Saturday, April 16, 2011

The Medication rollercoaster

My husband and I didn't want to try medication for Pajama Monster. We were worried about the impact on his developing brain. What if things don't develop as they otherwise would because of the meds? What if he grows to be dependant on them? We stuck it out for a year of therapy before we finally broke down and agreed to see a pediatric psychiatrist. I should note at this point how lucky I feel that there was a pediatric psychiatrist available to us. They're not nearly as common as regular psychiatrists and there are a lot of nuances that they need to know in order to effectively deal with little ones.

What changed our minds? We finally decided to try medication when we felt we'd tried everything else available to us, and when we were certain that we were trying it for Pajama Monster and not to make our own lives easier. It's one thing to use medication to help a child and quite another to use it to avoid having to work hard at consistency, praise, setting limits, rewards, etc. We finally realized that Pajama Monster was starting to be the "bad kid" in different settings, and we began to look at what this would mean for his developing sense of self. What does it do to a person to try their hardest and still always fail, and fail so spectacularly that people don't even want to be around them? How does it feel to constantly elicit negative responses from those around you for something you can't control? I can't force him to live through that, and to begin to see himself as "bad" if there is something, anything I can try to help him.

It has been quite a roller coaster so far, and the ride just goes on and on.

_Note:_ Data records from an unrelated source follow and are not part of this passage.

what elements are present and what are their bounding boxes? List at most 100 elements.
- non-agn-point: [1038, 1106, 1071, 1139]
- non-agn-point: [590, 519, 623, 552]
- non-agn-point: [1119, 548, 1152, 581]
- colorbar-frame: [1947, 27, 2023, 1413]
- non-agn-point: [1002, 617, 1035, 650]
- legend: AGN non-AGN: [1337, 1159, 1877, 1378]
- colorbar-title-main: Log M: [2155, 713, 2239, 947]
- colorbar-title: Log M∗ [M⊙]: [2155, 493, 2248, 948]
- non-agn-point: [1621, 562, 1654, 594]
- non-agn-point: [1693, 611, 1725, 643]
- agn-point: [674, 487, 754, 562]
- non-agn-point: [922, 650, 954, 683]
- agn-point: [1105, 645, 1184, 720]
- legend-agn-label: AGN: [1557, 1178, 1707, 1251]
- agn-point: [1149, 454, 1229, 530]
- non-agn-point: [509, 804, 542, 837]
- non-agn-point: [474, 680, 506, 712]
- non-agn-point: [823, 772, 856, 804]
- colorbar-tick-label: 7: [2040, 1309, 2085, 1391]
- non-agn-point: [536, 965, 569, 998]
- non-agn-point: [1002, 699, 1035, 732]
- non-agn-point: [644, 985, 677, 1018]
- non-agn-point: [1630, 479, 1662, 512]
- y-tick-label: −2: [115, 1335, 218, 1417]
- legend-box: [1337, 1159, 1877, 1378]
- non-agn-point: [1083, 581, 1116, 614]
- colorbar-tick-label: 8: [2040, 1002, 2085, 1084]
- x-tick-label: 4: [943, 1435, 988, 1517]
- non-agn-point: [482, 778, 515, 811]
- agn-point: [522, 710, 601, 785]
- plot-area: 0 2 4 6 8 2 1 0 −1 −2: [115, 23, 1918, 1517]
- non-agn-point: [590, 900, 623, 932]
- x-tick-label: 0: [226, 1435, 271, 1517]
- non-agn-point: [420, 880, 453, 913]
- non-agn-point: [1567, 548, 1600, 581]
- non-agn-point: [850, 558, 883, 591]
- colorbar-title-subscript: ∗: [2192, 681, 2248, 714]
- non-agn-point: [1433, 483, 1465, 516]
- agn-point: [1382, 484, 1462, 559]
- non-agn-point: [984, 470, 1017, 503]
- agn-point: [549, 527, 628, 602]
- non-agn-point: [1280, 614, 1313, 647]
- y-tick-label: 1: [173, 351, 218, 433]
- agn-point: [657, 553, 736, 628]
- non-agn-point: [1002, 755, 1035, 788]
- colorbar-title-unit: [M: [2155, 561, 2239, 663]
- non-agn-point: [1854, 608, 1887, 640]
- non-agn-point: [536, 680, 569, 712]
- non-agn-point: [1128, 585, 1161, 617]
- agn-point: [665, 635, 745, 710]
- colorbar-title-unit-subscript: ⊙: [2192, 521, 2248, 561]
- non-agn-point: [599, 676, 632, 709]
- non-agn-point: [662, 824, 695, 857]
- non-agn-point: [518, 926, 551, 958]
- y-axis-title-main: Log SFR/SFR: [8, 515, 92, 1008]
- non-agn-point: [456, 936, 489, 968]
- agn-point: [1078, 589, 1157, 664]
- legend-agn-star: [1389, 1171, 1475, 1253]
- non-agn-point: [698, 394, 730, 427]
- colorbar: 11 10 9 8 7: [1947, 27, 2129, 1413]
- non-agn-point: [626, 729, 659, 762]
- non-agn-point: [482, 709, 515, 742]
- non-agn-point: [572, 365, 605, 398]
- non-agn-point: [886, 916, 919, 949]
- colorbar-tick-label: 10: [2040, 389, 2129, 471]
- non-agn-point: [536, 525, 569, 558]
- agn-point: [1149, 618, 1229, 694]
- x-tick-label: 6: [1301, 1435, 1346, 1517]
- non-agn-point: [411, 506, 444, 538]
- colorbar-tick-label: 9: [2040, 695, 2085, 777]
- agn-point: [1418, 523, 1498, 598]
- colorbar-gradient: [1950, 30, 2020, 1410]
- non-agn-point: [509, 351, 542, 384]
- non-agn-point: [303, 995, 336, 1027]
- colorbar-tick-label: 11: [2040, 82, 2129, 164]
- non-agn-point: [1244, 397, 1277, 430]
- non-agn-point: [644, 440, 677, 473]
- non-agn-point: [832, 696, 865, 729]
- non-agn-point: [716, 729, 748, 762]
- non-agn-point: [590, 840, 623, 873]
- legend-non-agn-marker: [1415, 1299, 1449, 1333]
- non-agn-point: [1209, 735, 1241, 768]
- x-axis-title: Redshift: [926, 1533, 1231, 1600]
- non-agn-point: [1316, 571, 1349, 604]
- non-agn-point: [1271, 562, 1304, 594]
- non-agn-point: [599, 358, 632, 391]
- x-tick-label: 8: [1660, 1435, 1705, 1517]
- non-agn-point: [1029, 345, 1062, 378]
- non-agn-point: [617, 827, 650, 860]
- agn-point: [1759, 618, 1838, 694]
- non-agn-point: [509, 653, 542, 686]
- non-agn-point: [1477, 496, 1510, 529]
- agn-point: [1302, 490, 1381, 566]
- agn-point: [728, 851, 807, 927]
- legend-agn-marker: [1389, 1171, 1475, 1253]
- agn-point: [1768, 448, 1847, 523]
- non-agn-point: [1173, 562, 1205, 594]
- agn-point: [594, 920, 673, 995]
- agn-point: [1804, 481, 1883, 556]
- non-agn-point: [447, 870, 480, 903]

I can't tell you how much I want off this ride. The worst part is knowing that there may not be any "off" to the ride. It may be that no med or combination will work. Each time we try a new one we not only have to wait for it to build up to level in Pajama Monster's system, but also for Pajama Monster to be at level long enough for us to see if it's the med or just another mood swing that is creating the change. Our strategy has been to always choose the med with the least side effects that looks like it might work, even if another med might be more likely to work. It makes for slow going, but reduces the risk that we'll end up with a med that is stronger than we need. We've also drawn the line at anything that seems sedating. If Pajama Monster doesn't seem like Pajama Monster anymore, we're just not going to use that med, even if it does settle the fits and mood swings. We meet with the psychiatrist every 4-6 weeks with several e-mail updates in between. It's been a long and heartbreaking ride so far.

Here's our wild medication ride to date:

Prozac: Takes weeks to get up to level in his system. High hopes, but no results. It just didn't seem to make any difference at all, so we discontinued.

Adderall: This helped. It took some tweaking to get the dose right, but at least he seems able to process instructions and consequences. He's still moody, defiant, has fits, etc, but he's a little less wild about the defiance.

Zoloft: Never showed much of a result, but broke out in a splotchy, itchy rash, so discontinued.

Celexa: This seemed like it might help for a little while, then he went absolutely bonkers. we took him off it after a 4 hour stretch in which he destroyed several toys, ripped the ivory off the piano, smeared diaper cream and saline all over the house and his sister, ransacked the diapers, removed and emptied all his dresser drawers, took and hid his sister's food, scratched up the paint on the walls, and was sitting in his room excitedly and very rapidly talking to himself about all of this. I think that's when he used his heat vent to smash holes in the drywall too. not a good fit for him.

Lamictal: This one started out OK, but rapidly seemed to push him manic as well. We stopped this one after he stabbed his sister in the back of the throat with a fork.

Depakote: This one is sitting on my counter now. We're supposed to begin it Monday and increase in about 5-7 days. It does require a blood draw, which isn't going to please the Pajama Monster, but it seems like the safest med in line that we could try next.

Wish us the best with this one. I really hope, each time that we'll have found the answer. Prayers are always welcome.